Being a travel writer as well as a photographer invariably means that something has to suffer and often that is the photography. Why? I think it's mostly a time thing. When you're a writer you can watch a scene and describe it beautifully for the readers back home no matter how good or bad the light, whether there is anybody interesting in front of you or not.

In other words you can take something that might make a lousy picture and make it sound fantastic. Sure the Taj Mahal can seem pretty impressive even if you visit it during the middle of the day but the written word can make it sound much more spectacular than any image taken during that harsh noon light.

Photographers don't have that luxury. Unless you're creating a fantasy world in Photoshop you're pretty much reliant on what the laws of serendipity throw your way. Which often means a lot of waiting around for beautiful light, interesting people and something that is visually enthralling. Something that a writer usually doesn't have time to wait around for. They need to be getting on to the next experience so they have plenty of things to fill their article with.

So the quality of imagery falls, especially in travel magazines where the writers are at the destination for such a small amount of time. So the publisher has a choice of either going for the images the writer took, which may or may not be publishable, or reaching for the CD of free images from the tourism bureau. Now you get into a situation where we see the same tourism images popping up again and again and again and it's hard to differentiate one publication from another. Living in one of the world's premier travel destinations means I see the same pictures pop up over and over and over ad nauseum.

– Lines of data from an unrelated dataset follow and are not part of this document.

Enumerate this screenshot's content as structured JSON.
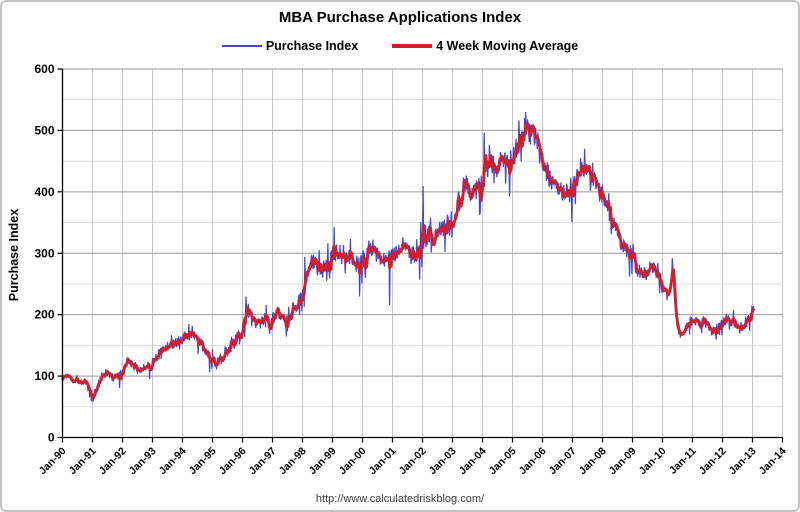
{
  "chart": {
    "title": "MBA Purchase Applications Index",
    "footer_url": "http://www.calculatedriskblog.com/"
  },
  "colors": {
    "purchase_index": "#4343d4",
    "moving_average": "#d1202a",
    "grid_major": "#9a9a9a",
    "grid_minor": "#dcdcdc",
    "grid_vertical": "#c6c6c6",
    "axis": "#000000",
    "frame_border": "#c3c3c3",
    "footer_text": "#3d3d3d"
  },
  "chart_data": {
    "type": "line",
    "title": "MBA Purchase Applications Index",
    "xlabel": "",
    "ylabel": "Purchase Index",
    "ylim": [
      0,
      600
    ],
    "y_major_step": 100,
    "y_minor_step": 50,
    "xlim_years": [
      1990,
      2014
    ],
    "x_tick_labels": [
      "Jan-90",
      "Jan-91",
      "Jan-92",
      "Jan-93",
      "Jan-94",
      "Jan-95",
      "Jan-96",
      "Jan-97",
      "Jan-98",
      "Jan-99",
      "Jan-00",
      "Jan-01",
      "Jan-02",
      "Jan-03",
      "Jan-04",
      "Jan-05",
      "Jan-06",
      "Jan-07",
      "Jan-08",
      "Jan-09",
      "Jan-10",
      "Jan-11",
      "Jan-12",
      "Jan-13",
      "Jan-14"
    ],
    "grid": true,
    "legend_position": "top-center",
    "data_start_year": 1990.0,
    "data_end_year": 2013.05,
    "points_per_year": 52,
    "series": [
      {
        "name": "Purchase Index",
        "color": "#4343d4",
        "line_width": 1.2,
        "derivation": "weekly index level interpolated from anchors with weekly volatility"
      },
      {
        "name": "4 Week Moving Average",
        "color": "#d1202a",
        "line_width": 2.8,
        "derivation": "4-week trailing moving average of Purchase Index"
      }
    ],
    "anchors": [
      [
        1990.0,
        97
      ],
      [
        1990.15,
        102
      ],
      [
        1990.35,
        96
      ],
      [
        1990.55,
        93
      ],
      [
        1990.75,
        90
      ],
      [
        1990.95,
        75
      ],
      [
        1991.05,
        68
      ],
      [
        1991.15,
        80
      ],
      [
        1991.3,
        100
      ],
      [
        1991.45,
        106
      ],
      [
        1991.6,
        100
      ],
      [
        1991.75,
        97
      ],
      [
        1991.9,
        100
      ],
      [
        1992.05,
        112
      ],
      [
        1992.2,
        125
      ],
      [
        1992.35,
        118
      ],
      [
        1992.5,
        113
      ],
      [
        1992.65,
        112
      ],
      [
        1992.8,
        117
      ],
      [
        1993.0,
        123
      ],
      [
        1993.15,
        133
      ],
      [
        1993.3,
        142
      ],
      [
        1993.5,
        148
      ],
      [
        1993.7,
        152
      ],
      [
        1993.9,
        158
      ],
      [
        1994.05,
        165
      ],
      [
        1994.2,
        170
      ],
      [
        1994.35,
        165
      ],
      [
        1994.5,
        158
      ],
      [
        1994.65,
        150
      ],
      [
        1994.8,
        140
      ],
      [
        1995.0,
        125
      ],
      [
        1995.1,
        114
      ],
      [
        1995.25,
        125
      ],
      [
        1995.4,
        138
      ],
      [
        1995.55,
        148
      ],
      [
        1995.7,
        155
      ],
      [
        1995.85,
        162
      ],
      [
        1996.0,
        178
      ],
      [
        1996.1,
        200
      ],
      [
        1996.2,
        208
      ],
      [
        1996.3,
        190
      ],
      [
        1996.45,
        183
      ],
      [
        1996.6,
        190
      ],
      [
        1996.75,
        193
      ],
      [
        1996.9,
        186
      ],
      [
        1997.05,
        192
      ],
      [
        1997.2,
        200
      ],
      [
        1997.35,
        194
      ],
      [
        1997.5,
        198
      ],
      [
        1997.65,
        205
      ],
      [
        1997.8,
        212
      ],
      [
        1997.95,
        225
      ],
      [
        1998.1,
        255
      ],
      [
        1998.25,
        285
      ],
      [
        1998.4,
        283
      ],
      [
        1998.55,
        276
      ],
      [
        1998.7,
        272
      ],
      [
        1998.85,
        282
      ],
      [
        1999.0,
        295
      ],
      [
        1999.15,
        303
      ],
      [
        1999.3,
        308
      ],
      [
        1999.45,
        305
      ],
      [
        1999.6,
        292
      ],
      [
        1999.75,
        285
      ],
      [
        1999.9,
        280
      ],
      [
        2000.05,
        288
      ],
      [
        2000.2,
        305
      ],
      [
        2000.35,
        308
      ],
      [
        2000.5,
        300
      ],
      [
        2000.65,
        296
      ],
      [
        2000.8,
        292
      ],
      [
        2000.95,
        290
      ],
      [
        2001.1,
        305
      ],
      [
        2001.25,
        312
      ],
      [
        2001.4,
        308
      ],
      [
        2001.55,
        303
      ],
      [
        2001.7,
        295
      ],
      [
        2001.8,
        288
      ],
      [
        2001.95,
        308
      ],
      [
        2002.1,
        322
      ],
      [
        2002.25,
        335
      ],
      [
        2002.4,
        328
      ],
      [
        2002.55,
        335
      ],
      [
        2002.7,
        342
      ],
      [
        2002.85,
        350
      ],
      [
        2003.0,
        358
      ],
      [
        2003.15,
        375
      ],
      [
        2003.3,
        400
      ],
      [
        2003.4,
        425
      ],
      [
        2003.5,
        408
      ],
      [
        2003.65,
        398
      ],
      [
        2003.8,
        408
      ],
      [
        2003.95,
        420
      ],
      [
        2004.1,
        445
      ],
      [
        2004.25,
        458
      ],
      [
        2004.4,
        442
      ],
      [
        2004.55,
        445
      ],
      [
        2004.7,
        450
      ],
      [
        2004.85,
        452
      ],
      [
        2005.0,
        458
      ],
      [
        2005.15,
        472
      ],
      [
        2005.3,
        488
      ],
      [
        2005.45,
        498
      ],
      [
        2005.55,
        500
      ],
      [
        2005.7,
        492
      ],
      [
        2005.85,
        478
      ],
      [
        2006.0,
        455
      ],
      [
        2006.15,
        430
      ],
      [
        2006.3,
        418
      ],
      [
        2006.45,
        408
      ],
      [
        2006.6,
        398
      ],
      [
        2006.75,
        402
      ],
      [
        2006.9,
        408
      ],
      [
        2007.05,
        420
      ],
      [
        2007.2,
        435
      ],
      [
        2007.35,
        442
      ],
      [
        2007.5,
        436
      ],
      [
        2007.65,
        425
      ],
      [
        2007.8,
        412
      ],
      [
        2007.95,
        398
      ],
      [
        2008.1,
        382
      ],
      [
        2008.25,
        362
      ],
      [
        2008.4,
        345
      ],
      [
        2008.55,
        325
      ],
      [
        2008.7,
        308
      ],
      [
        2008.85,
        305
      ],
      [
        2009.0,
        298
      ],
      [
        2009.15,
        275
      ],
      [
        2009.3,
        265
      ],
      [
        2009.45,
        268
      ],
      [
        2009.6,
        278
      ],
      [
        2009.75,
        275
      ],
      [
        2009.9,
        262
      ],
      [
        2010.05,
        240
      ],
      [
        2010.2,
        228
      ],
      [
        2010.3,
        262
      ],
      [
        2010.36,
        272
      ],
      [
        2010.42,
        215
      ],
      [
        2010.5,
        172
      ],
      [
        2010.6,
        168
      ],
      [
        2010.75,
        176
      ],
      [
        2010.9,
        188
      ],
      [
        2011.05,
        192
      ],
      [
        2011.2,
        186
      ],
      [
        2011.35,
        190
      ],
      [
        2011.5,
        183
      ],
      [
        2011.65,
        170
      ],
      [
        2011.8,
        175
      ],
      [
        2011.95,
        183
      ],
      [
        2012.1,
        192
      ],
      [
        2012.25,
        190
      ],
      [
        2012.4,
        185
      ],
      [
        2012.55,
        178
      ],
      [
        2012.7,
        182
      ],
      [
        2012.85,
        192
      ],
      [
        2012.95,
        200
      ],
      [
        2013.03,
        208
      ]
    ],
    "noise_amplitude_anchors": [
      [
        1990,
        6
      ],
      [
        1993,
        8
      ],
      [
        1995,
        9
      ],
      [
        1996,
        12
      ],
      [
        1998,
        15
      ],
      [
        2000,
        16
      ],
      [
        2002,
        18
      ],
      [
        2004,
        20
      ],
      [
        2005,
        20
      ],
      [
        2007,
        18
      ],
      [
        2009,
        14
      ],
      [
        2010.5,
        9
      ],
      [
        2013,
        8
      ]
    ],
    "spikes": [
      [
        1991.02,
        -12
      ],
      [
        1996.12,
        28
      ],
      [
        1998.07,
        45
      ],
      [
        1999.05,
        45
      ],
      [
        2000.9,
        -75
      ],
      [
        2002.02,
        95
      ],
      [
        2004.05,
        60
      ],
      [
        2005.45,
        32
      ],
      [
        2007.4,
        30
      ],
      [
        2009.02,
        20
      ],
      [
        2010.33,
        25
      ],
      [
        2012.98,
        10
      ]
    ],
    "seasonal_dips": [
      {
        "frac_window": [
          0.885,
          0.905
        ],
        "amp_mult": 2.2
      },
      {
        "frac_window": [
          0.975,
          0.995
        ],
        "amp_mult": 1.4
      }
    ],
    "noise_seed": 1337
  }
}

But what to do about it? I certainly don't have all the answers and in some ways am just musing to myself (and the few thousand others of you tuning in) but I can't help but wonder if the answer might lie in good old fashioned collaboration. In writers teaming up with photographers to create article packages. For the photographers to create images (or pull them from stock) that align themselves with the text to create something inspirational. For writers and photographers to talk about the aims and direction of the story and work together.

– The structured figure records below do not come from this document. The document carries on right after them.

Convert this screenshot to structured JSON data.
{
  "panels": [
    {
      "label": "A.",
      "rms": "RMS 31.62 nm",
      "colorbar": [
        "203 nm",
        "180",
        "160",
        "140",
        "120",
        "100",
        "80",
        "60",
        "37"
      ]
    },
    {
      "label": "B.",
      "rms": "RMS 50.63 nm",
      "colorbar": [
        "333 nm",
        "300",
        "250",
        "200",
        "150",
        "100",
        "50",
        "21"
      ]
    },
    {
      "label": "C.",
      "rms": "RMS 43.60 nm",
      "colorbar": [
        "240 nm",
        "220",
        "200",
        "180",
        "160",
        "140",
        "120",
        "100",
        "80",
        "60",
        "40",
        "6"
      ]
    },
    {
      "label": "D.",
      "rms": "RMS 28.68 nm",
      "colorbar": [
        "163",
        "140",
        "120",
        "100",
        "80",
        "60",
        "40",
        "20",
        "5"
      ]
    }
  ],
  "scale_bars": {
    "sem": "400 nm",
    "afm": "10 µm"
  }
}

Another way might be for photographers to get their own image collections on-line and aggressively market them to travel publications. But can you compete with microstock and freebie tourism bureau give-aways? Again I think it falls back to quality. Being able to offer something that nobody else can. Then it just becomes a question of whether the publications are prepared to pay for that quality - at least enough to support an income.

This train of thought was sparked by a good friend of mine by the name of Ewen Bell, a wonderful photographer who also writes beautifully. Quite a while back now Ewen and I were chatting on the phone and he mentioned that he was working hard to improve his writing. And I thought, you know what, I work every waking minute of every day to improve my photography but I have no interest whatsoever in trying to be a better writer.

I can write competently and have been published in lots of magazines (sometimes even without pictures!) but at that moment I had a bit of an epiphany. I suddenly realised that I want to work to become a better travel photographer and continue to evolve my style but I have no interest in working that hard to be a better feature travel article writer. Which made me realise that I have no business trying to be a travel writer because it's in nobody's interest to be merely good enough to be published. We should all be aiming to be so brilliant that it would be impossible for people not to publish us.

And I think if more people really concentrated on what they love and really want to excel at, then that would go a long way to improving the level of published material that we come across every day. Of course I'm still stumbling along trying to figure out how this is going to work but following your passion was never supposed to be easy.